The study revealed that significant changes in sleep metrics, such as reduced REM sleep and increased light sleep, occur only when inflammation is present. Symptoms alone did not lead to notable sleep disruptions. These findings suggest that alterations in sleep may signal impending disease flare-ups.

IBD includes conditions like ulcerative colitis and Crohn’s disease, characterized by digestive tract inflammation. Flare-ups can cause symptoms such as abdominal pain, diarrhea, and bleeding. However, these symptoms might also appear without inflammation.

Patients with IBD frequently report poor sleep. Previous studies mostly relied on short-term data and subjective assessments to evaluate sleep impairments, leaving unclear whether changes were due to symptoms or underlying inflammation.
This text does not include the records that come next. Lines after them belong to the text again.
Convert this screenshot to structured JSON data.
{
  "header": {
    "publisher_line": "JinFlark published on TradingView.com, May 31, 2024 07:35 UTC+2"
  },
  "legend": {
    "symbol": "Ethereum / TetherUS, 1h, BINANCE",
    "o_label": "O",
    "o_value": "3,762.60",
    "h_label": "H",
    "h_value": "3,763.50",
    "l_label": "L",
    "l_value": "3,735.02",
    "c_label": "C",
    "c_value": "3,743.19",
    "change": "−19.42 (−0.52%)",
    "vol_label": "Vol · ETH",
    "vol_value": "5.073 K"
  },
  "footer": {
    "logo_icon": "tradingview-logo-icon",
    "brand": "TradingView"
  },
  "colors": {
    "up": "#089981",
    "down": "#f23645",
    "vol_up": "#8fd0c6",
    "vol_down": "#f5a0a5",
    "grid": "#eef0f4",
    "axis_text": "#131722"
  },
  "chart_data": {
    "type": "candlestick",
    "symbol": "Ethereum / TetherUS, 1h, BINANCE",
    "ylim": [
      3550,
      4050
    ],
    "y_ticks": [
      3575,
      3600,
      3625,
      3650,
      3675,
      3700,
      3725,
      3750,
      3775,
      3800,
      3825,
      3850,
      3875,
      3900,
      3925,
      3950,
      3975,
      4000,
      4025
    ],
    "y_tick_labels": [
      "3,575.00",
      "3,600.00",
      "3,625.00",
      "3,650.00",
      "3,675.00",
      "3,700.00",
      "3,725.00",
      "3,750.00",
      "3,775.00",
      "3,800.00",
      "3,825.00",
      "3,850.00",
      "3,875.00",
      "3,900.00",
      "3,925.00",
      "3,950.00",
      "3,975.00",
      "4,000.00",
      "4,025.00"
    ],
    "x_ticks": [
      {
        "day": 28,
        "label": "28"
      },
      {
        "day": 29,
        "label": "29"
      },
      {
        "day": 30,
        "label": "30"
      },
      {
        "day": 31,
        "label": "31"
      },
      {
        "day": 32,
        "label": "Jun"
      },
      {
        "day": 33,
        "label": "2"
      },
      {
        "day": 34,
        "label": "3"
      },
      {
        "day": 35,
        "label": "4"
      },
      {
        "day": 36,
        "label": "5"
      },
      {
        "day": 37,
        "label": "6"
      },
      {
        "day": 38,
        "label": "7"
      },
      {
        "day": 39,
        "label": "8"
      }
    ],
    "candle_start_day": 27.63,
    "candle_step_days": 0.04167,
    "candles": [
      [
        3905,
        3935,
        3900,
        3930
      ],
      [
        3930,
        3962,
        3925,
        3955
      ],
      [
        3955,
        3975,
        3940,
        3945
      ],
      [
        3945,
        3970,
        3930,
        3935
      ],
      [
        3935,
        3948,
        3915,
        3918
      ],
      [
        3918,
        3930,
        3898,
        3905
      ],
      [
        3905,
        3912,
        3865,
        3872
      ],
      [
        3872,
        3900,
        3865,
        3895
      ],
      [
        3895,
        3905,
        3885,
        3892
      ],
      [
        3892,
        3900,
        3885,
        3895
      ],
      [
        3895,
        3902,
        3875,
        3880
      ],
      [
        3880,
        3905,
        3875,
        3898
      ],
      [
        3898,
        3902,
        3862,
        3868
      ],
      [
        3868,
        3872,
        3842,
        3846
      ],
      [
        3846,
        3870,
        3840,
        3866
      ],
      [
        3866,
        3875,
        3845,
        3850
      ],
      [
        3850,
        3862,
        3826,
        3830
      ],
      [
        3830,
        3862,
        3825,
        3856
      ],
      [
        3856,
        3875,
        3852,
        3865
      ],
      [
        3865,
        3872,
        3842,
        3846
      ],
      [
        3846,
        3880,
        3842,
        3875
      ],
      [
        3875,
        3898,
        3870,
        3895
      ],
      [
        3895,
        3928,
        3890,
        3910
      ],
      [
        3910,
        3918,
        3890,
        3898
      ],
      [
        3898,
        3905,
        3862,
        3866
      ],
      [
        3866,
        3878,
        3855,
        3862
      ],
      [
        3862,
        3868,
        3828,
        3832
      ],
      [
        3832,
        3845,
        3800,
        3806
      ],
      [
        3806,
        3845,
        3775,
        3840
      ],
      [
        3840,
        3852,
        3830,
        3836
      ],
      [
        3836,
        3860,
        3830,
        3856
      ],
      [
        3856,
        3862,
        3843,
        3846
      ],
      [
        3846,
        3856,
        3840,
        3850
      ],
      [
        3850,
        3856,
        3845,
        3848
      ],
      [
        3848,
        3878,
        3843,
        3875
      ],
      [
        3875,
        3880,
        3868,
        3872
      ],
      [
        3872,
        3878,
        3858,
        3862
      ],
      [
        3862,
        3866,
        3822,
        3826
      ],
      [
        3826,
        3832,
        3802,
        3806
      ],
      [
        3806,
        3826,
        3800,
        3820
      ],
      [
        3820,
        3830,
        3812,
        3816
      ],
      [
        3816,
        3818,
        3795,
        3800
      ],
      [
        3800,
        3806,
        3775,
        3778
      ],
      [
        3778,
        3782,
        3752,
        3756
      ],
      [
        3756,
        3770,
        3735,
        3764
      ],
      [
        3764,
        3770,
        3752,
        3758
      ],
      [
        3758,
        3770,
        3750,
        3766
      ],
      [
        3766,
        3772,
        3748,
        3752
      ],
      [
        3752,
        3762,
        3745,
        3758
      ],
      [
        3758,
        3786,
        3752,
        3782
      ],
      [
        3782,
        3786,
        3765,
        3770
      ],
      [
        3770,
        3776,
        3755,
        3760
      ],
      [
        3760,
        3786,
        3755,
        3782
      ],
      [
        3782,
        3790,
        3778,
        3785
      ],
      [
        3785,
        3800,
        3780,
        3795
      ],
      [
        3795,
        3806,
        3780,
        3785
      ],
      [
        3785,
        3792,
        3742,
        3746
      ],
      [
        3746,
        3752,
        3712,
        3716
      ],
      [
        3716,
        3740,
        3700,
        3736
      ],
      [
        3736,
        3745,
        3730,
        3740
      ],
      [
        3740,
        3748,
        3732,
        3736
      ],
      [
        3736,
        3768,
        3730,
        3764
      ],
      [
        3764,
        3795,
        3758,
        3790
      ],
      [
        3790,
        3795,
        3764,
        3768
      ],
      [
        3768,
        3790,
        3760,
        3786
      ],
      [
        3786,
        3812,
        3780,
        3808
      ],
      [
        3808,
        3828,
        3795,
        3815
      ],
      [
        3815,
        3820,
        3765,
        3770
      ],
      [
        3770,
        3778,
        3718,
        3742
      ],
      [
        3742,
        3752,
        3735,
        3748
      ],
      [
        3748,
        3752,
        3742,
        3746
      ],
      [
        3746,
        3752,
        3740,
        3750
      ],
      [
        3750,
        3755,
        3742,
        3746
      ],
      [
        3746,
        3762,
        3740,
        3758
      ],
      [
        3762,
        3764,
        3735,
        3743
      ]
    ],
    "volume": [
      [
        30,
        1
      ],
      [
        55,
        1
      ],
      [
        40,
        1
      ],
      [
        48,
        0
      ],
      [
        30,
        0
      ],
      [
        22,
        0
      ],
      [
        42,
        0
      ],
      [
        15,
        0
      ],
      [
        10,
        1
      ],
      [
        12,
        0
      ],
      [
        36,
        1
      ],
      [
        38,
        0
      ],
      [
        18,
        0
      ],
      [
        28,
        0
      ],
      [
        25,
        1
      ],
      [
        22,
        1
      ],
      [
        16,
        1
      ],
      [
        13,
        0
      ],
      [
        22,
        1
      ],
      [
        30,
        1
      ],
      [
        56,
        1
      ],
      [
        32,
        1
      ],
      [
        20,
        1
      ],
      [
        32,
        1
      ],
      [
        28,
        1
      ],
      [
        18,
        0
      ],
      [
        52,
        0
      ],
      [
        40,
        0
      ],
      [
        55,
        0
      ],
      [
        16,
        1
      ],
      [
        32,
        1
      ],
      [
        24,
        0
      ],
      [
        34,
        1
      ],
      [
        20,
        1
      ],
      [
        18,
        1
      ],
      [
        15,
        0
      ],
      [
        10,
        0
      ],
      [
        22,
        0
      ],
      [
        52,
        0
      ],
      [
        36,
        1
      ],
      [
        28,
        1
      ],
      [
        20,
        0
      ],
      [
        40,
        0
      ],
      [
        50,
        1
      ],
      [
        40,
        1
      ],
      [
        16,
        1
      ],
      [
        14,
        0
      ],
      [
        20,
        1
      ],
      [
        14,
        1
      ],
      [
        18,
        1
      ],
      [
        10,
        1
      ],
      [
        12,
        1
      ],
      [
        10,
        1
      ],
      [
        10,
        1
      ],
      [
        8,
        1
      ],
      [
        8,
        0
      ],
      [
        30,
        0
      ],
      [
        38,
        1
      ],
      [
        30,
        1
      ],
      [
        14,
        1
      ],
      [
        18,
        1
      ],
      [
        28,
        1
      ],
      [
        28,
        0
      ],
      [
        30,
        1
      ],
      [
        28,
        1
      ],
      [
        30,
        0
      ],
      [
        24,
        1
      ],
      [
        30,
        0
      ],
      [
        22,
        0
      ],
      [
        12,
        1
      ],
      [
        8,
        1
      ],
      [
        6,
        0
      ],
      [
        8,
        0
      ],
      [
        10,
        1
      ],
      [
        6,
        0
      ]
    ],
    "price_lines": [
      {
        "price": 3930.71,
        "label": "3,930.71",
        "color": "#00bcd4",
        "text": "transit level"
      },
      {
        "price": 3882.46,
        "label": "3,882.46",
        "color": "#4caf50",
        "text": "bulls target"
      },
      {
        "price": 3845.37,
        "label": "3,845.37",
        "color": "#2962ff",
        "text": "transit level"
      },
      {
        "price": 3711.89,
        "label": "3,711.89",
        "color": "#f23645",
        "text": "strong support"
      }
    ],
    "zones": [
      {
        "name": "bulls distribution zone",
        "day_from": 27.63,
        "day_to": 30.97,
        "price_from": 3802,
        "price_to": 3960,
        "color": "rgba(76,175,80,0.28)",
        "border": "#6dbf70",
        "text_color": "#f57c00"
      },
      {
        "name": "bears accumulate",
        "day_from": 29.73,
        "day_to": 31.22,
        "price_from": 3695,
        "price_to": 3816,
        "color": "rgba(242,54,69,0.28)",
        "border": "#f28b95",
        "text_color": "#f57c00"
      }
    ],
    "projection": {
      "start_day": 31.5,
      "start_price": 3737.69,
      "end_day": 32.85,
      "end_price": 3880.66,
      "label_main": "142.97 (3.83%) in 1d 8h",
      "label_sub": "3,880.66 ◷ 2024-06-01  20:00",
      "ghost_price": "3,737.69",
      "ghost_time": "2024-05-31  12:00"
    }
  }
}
In this study, over 100 participants with IBD wore devices like Apple Watches, Fitbits, and Oura Rings for more than seven months on average. The researchers collected data on sleep stages, time spent asleep while in bed, total hours asleep, daily symptom surveys, and laboratory inflammation markers.

Significant changes in REM sleep occurred only with body inflammation. The team mapped objective sleep patterns before, during, and after disease exacerbations using wearable technology. They analyzed data six weeks before and after flare episodes. Sleep disturbances worsened leading up to inflammatory flares but improved afterward.

“This is the first study to longitudinally map objective sleep patterns before, during, and after IBD flares using wearable technologies—offering a new, non-invasive way to monitor disease activity and explore how poor sleep and inflammation are connected,” said Robert Hirten, MD of the Icahn School of Medicine at Mount Sinai. “Our findings are crucial because they suggest that poor sleep may be related to active inflammatory disease even when patients are not reporting symptoms.”

The study demonstrates the potential for continuous observation of sleep using consumer-grade wearables for real-time disease monitoring. Traditionally invasive testing methods could be replaced by these devices in future monitoring practices. Beyond IBD implications, this research highlights the broader capability of wearables in capturing subtle physiological changes associated with chronic diseases—a step forward in precision medicine.

The National Institutes of Health supported this study through a grant (K23DK129835).